Lessons Learned from the March 12 Crypto Crash

YPRS
4 min readMar 15, 2021

Black Thursday revealed the Bitcoin is not correlated with Wall Street or Gold.

A year ago on March 12 2021, Bitcoin crashed to insane under-$4K lows. Will we see another crash the likes of Black Thursday? Let’s look at the factors that brought that about.

COVID, Wall Street and FUD all Played a Part

What happened on March 12–13 2020 was preempted by the March 9 stock market crash in traditional markets. Amidst an atmosphere of fear and uncertainty caused by COVID-19 and the ensuing global lockdowns, the Dow Jones Industrial Average plunged on March 9, 12 and 16 with some of the worst point drops in US history.

That same FUD was fueling the crypto space as crypto traders feared market correlation with Wall Street. So on March 12, when the BTC price dropped to a low of USD 3,600 on BitMEX, which then closed for “maintenance” due to a “planned DDoS attack”, all the ingredients were ripe for havoc.

Traders panicked on the other exchanges, which led to technical problems. Binance, Huobi, OKEx and other exchanges all reported downtimes due to excessive traffic, which only upped the FUD levels.

As Bitcoin, the barometer of all the other cryptos, suffered its second worst drop (worst drop being March 2018), other leading altcoins such as ETH, XRP and LTC experienced double digit falls.

Black Thursday revealed the fragility of the token economy again, the first time being the early 2018 start of the 2-year crypto winter. However, for Black Thursday, things were a bit different from the first big crash, as I will explain below.

Black Thursday Revealed BTC Not Correlated with Gold and Wall Street

In 2018, a lot of scammy projects and tokens infested the crypto space. The 2-year crypto winter cleaned that up quite a bit.

In 2020, Black Thursday, while revealing the still fragile state of the token economy, also revealed something else. That the crypto markets were not correlated with Wall Street nor with Gold. In July 2020, Bitcoin’s correlation with Gold turned negative, while over the 12 months, Bitcoin markets and those of the S&P 500 and Nasdaq have increasingly diverged in price behavior.

This was a significant revelation in many ways.

Traditional markets and crypto markets both experienced extreme FUD during that week in March but what followed after the initial panic dissipated is telling. Crypto markets recovered very quickly, hitting highs in trading volumes as the volatility caused by COVID-19 actually encouraged more people to trade and within a month many cryptocurrencies had regained pre-March 12 prices.

In fact the pandemic has acted as a litmus test of sorts for BTC as a currency. Built on a decentralized public blockchain, Bitcoin offered a digital store and transfer of value that was theoretically impervious to manipulation by central banks and global financial institutions. The more dire the economic circumstances, the more trust in a token economy running abstractly on lines of code, this was the prevailing sentiment.

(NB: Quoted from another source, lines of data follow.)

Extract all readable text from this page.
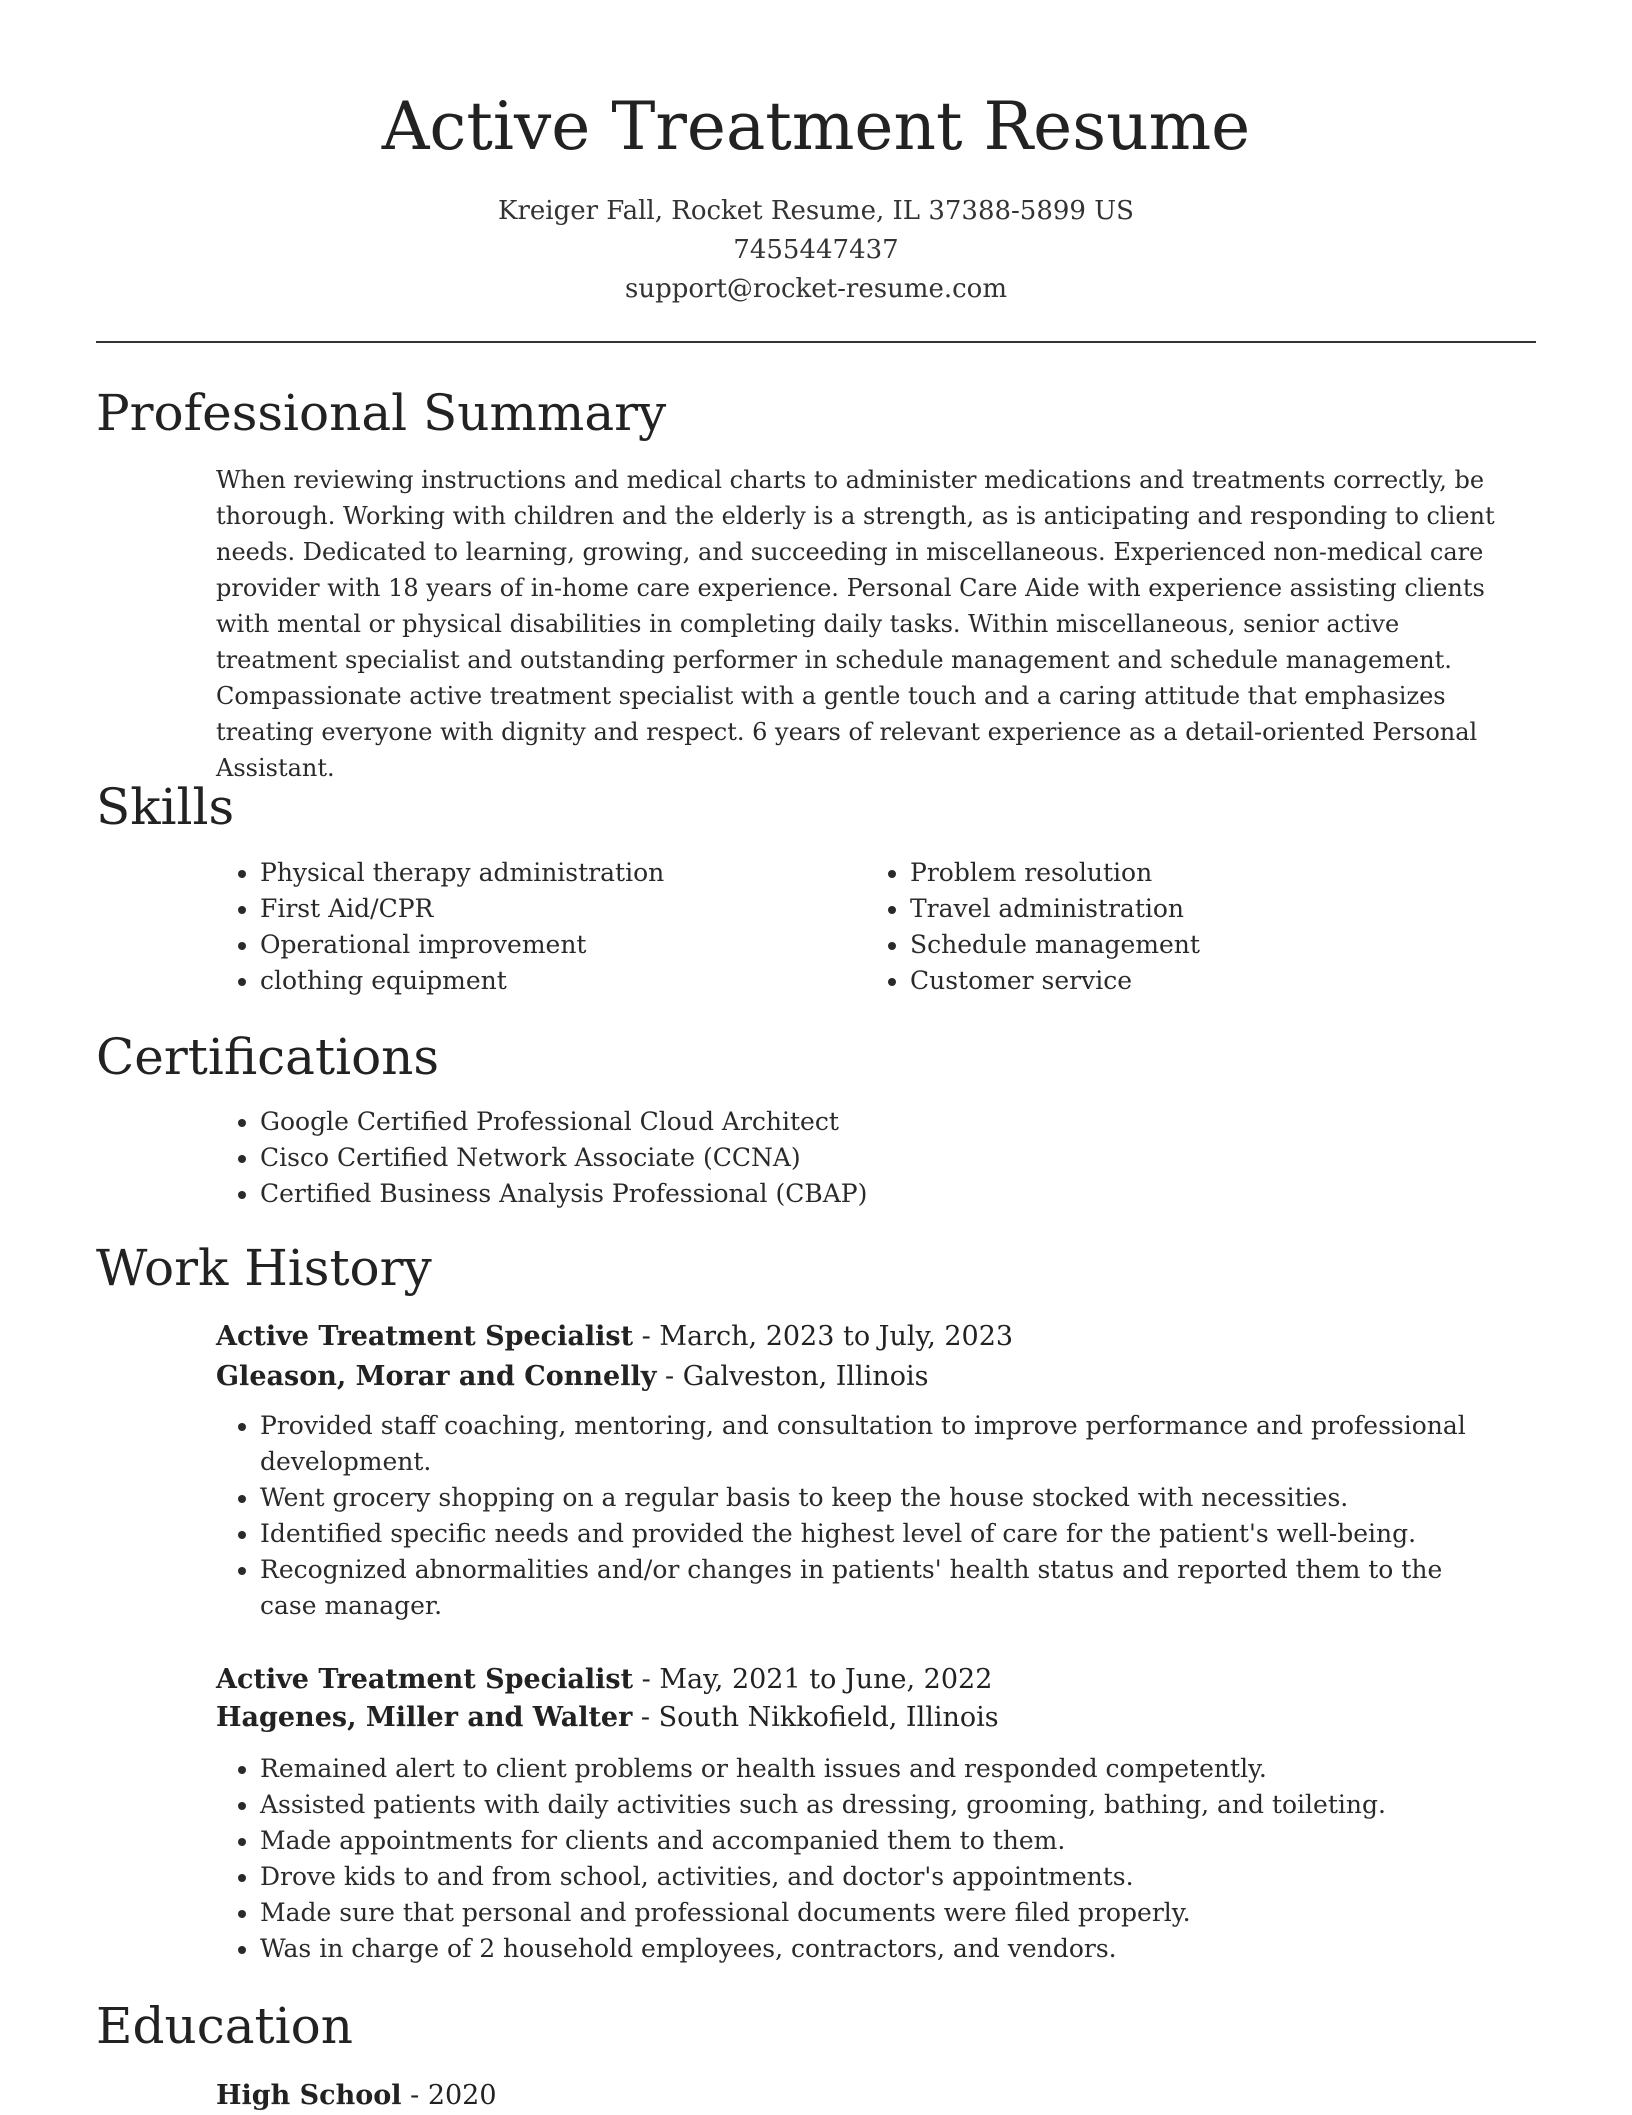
Active Treatment Resume
Kreiger Fall, Rocket Resume, IL 37388-5899 US
7455447437
support@rocket-resume.com
Professional Summary

When reviewing instructions and medical charts to administer medications and treatments correctly, be thorough. Working with children and the elderly is a strength, as is anticipating and responding to client needs. Dedicated to learning, growing, and succeeding in miscellaneous. Experienced non-medical care provider with 18 years of in-home care experience. Personal Care Aide with experience assisting clients with mental or physical disabilities in completing daily tasks. Within miscellaneous, senior active treatment specialist and outstanding performer in schedule management and schedule management. Compassionate active treatment specialist with a gentle touch and a caring attitude that emphasizes treating everyone with dignity and respect. 6 years of relevant experience as a detail-oriented Personal Assistant.

Skills
• Physical therapy administration
• First Aid/CPR
• Operational improvement
• clothing equipment
• Problem resolution
• Travel administration
• Schedule management
• Customer service
Certifications
• Google Certified Professional Cloud Architect
• Cisco Certified Network Associate (CCNA)
• Certified Business Analysis Professional (CBAP)
Work History
Active Treatment Specialist - March, 2023 to July, 2023
Gleason, Morar and Connelly - Galveston, Illinois
• Provided staff coaching, mentoring, and consultation to improve performance and professional development.
• Went grocery shopping on a regular basis to keep the house stocked with necessities.
• Identified specific needs and provided the highest level of care for the patient's well-being.
• Recognized abnormalities and/or changes in patients' health status and reported them to the case manager.
Active Treatment Specialist - May, 2021 to June, 2022
Hagenes, Miller and Walter - South Nikkofield, Illinois
• Remained alert to client problems or health issues and responded competently.
• Assisted patients with daily activities such as dressing, grooming, bathing, and toileting.
• Made appointments for clients and accompanied them to them.
• Drove kids to and from school, activities, and doctor's appointments.
• Made sure that personal and professional documents were filed properly.
• Was in charge of 2 household employees, contractors, and vendors.
Education
High School - 2020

On the other hand, Wall Street had to depend on the Feds to bounce back. A slew of QE measures and backing loans to keep businesses afloat were implemented to reassure investors. Massive stimulus packages, COVID vaccines and unemployment benefits were all employed to support the market rebound, even as overall, the actual economy was languishing.

This kind of disconnect with real world economics is what is so worrying about Wall Street. And precisely the reason decentralization is needed now more than ever.

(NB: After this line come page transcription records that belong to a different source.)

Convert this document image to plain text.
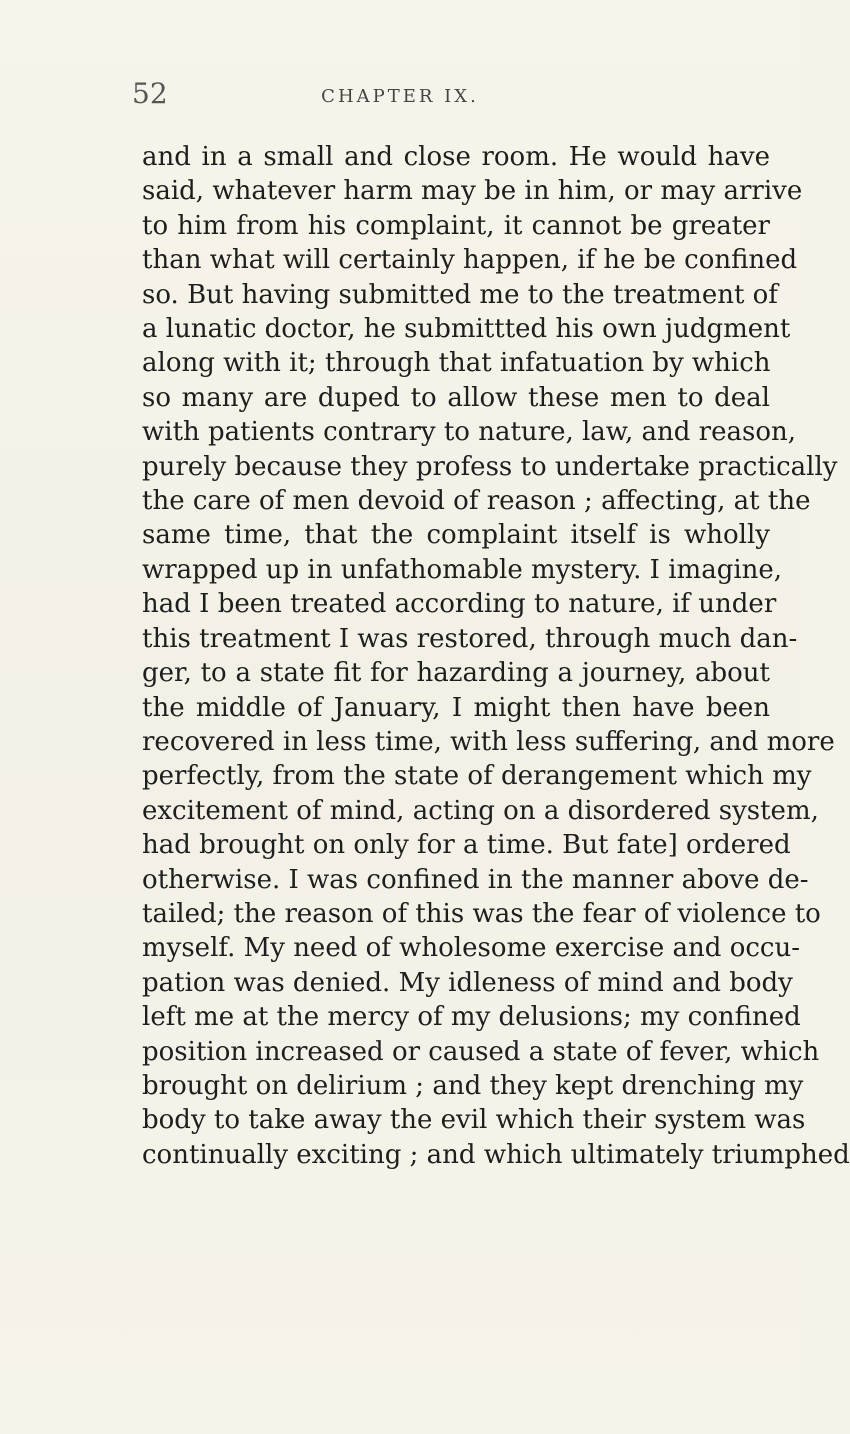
52	CHAPTER IX.
and in a small and close room. He would have
said, whatever harm may be in him, or may arrive
to him from his complaint, it cannot be greater
than what will certainly happen, if he be confined
so. But having submitted me to the treatment of
a lunatic doctor, he submittted his own judgment
along with it; through that infatuation by which
so many are duped to allow these men to deal
with patients contrary to nature, law, and reason,
purely because they profess to undertake practically
the care of men devoid of reason ; affecting, at the
same time, that the complaint itself is wholly
wrapped up in unfathomable mystery. I imagine,
had I been treated according to nature, if under
this treatment I was restored, through much dan-
ger, to a state fit for hazarding a journey, about
the middle of January, I might then have been
recovered in less time, with less suffering, and more
perfectly, from the state of derangement which my
excitement of mind, acting on a disordered system,
had brought on only for a time. But fate] ordered
otherwise. I was confined in the manner above de-
tailed; the reason of this was the fear of violence to
myself. My need of wholesome exercise and occu-
pation was denied. My idleness of mind and body
left me at the mercy of my delusions; my confined
position increased or caused a state of fever, which
brought on delirium ; and they kept drenching my
body to take away the evil which their system was
continually exciting ; and which ultimately triumphed
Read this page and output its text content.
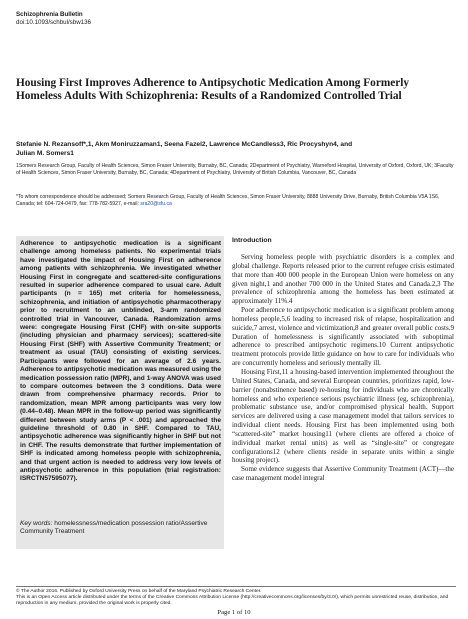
Schizophrenia Bulletin
doi:10.1093/schbul/sbw136
Housing First Improves Adherence to Antipsychotic Medication Among Formerly Homeless Adults With Schizophrenia: Results of a Randomized Controlled Trial
Stefanie N. Rezansoff*,1, Akm Moniruzzaman1, Seena Fazel2, Lawrence McCandless3, Ric Procyshyn4, and
Julian M. Somers1
1Somers Research Group, Faculty of Health Sciences, Simon Fraser University, Burnaby, BC, Canada; 2Department of Psychiatry, Warneford Hospital, University of Oxford, Oxford, UK; 3Faculty of Health Sciences, Simon Fraser University, Burnaby, BC, Canada; 4Department of Psychiatry, University of British Columbia, Vancouver, BC, Canada
*To whom correspondence should be addressed; Somers Research Group, Faculty of Health Sciences, Simon Fraser University, 8888 University Drive, Burnaby, British Columbia V5A 1S6, Canada; tel: 604-724-0479, fax: 778-782-5927, e-mail: sra20@sfu.ca

Adherence to antipsychotic medication is a significant challenge among homeless patients. No experimental trials have investigated the impact of Housing First on adherence among patients with schizophrenia. We investigated whether Housing First in congregate and scattered-site configurations resulted in superior adherence compared to usual care. Adult participants (n = 165) met criteria for homelessness, schizophrenia, and initiation of antipsychotic pharmacotherapy prior to recruitment to an unblinded, 3-arm randomized controlled trial in Vancouver, Canada. Randomization arms were: congregate Housing First (CHF) with on-site supports (including physician and pharmacy services); scattered-site Housing First (SHF) with Assertive Community Treatment; or treatment as usual (TAU) consisting of existing services. Participants were followed for an average of 2.6 years. Adherence to antipsychotic medication was measured using the medication possession ratio (MPR), and 1-way ANOVA was used to compare outcomes between the 3 conditions. Data were drawn from comprehensive pharmacy records. Prior to randomization, mean MPR among participants was very low (0.44–0.48). Mean MPR in the follow-up period was significantly different between study arms (P < .001) and approached the guideline threshold of 0.80 in SHF. Compared to TAU, antipsychotic adherence was significantly higher in SHF but not in CHF. The results demonstrate that further implementation of SHF is indicated among homeless people with schizophrenia, and that urgent action is needed to address very low levels of antipsychotic adherence in this population (trial registration: ISRCTN57595077).

Key words: homelessness/medication possession ratio/Assertive Community Treatment
Introduction

Serving homeless people with psychiatric disorders is a complex and global challenge. Reports released prior to the current refugee crisis estimated that more than 400 000 people in the European Union were homeless on any given night,1 and another 700 000 in the United States and Canada.2,3 The prevalence of schizophrenia among the homeless has been estimated at approximately 11%.4

Poor adherence to antipsychotic medication is a significant problem among homeless people,5,6 leading to increased risk of relapse, hospitalization and suicide,7 arrest, violence and victimization,8 and greater overall public costs.9 Duration of homelessness is significantly associated with suboptimal adherence to prescribed antipsychotic regimens.10 Current antipsychotic treatment protocols provide little guidance on how to care for individuals who are concurrently homeless and seriously mentally ill.

Housing First,11 a housing-based intervention implemented throughout the United States, Canada, and several European countries, prioritizes rapid, low-barrier (nonabstinence based) re-housing for individuals who are chronically homeless and who experience serious psychiatric illness (eg, schizophrenia), problematic substance use, and/or compromised physical health. Support services are delivered using a case management model that tailors services to individual client needs. Housing First has been implemented using both “scattered-site” market housing11 (where clients are offered a choice of individual market rental units) as well as “single-site” or congregate configurations12 (where clients reside in separate units within a single housing project).

Some evidence suggests that Assertive Community Treatment (ACT)—the case management model integral

© The Author 2016. Published by Oxford University Press on behalf of the Maryland Psychiatric Research Center.
This is an Open Access article distributed under the terms of the Creative Commons Attribution License (http://creativecommons.org/licenses/by/3.0/), which permits unrestricted reuse, distribution, and reproduction in any medium, provided the original work is properly cited.
Page 1 of 10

Where will Bitcoin/crypto markets be a year from now?

If the pandemic and the accompanying restrictions keep up, then I would say it is the perfect backdrop against which the mass adoption of decentralized, P2P and borderless payment systems can happen.

Remote work and travel bans have zero impact on crypto transactions which can be sent and received in the safety of people’s homes. Gold faces challenges from supply chain disruptions and logistics in times like these. Again, not an issue for cryptos that exist in borderless cyber space.

Institutional interest has been increasing as the value of BTC is becoming more and more recognized in financial investment circles. This will continue despite a tightening of KYC/AML regulations.

Regulations and a Focus on Quality will Take Centerstage

Regulations will be playing a prominent role in this burgeoning space as the authorities continue their attempts at control. We can expect more lawsuits, more regulations, more delistings on exchanges. But will it matter in the end? I tend to think what doesn’t kill us will instead make us stronger.

The emphasis will be on quality — quality projects and tokens will stay and thrive. Bad actors in the space should clean up their acts or exit the scene totally because they are a hindrance to mass adoption.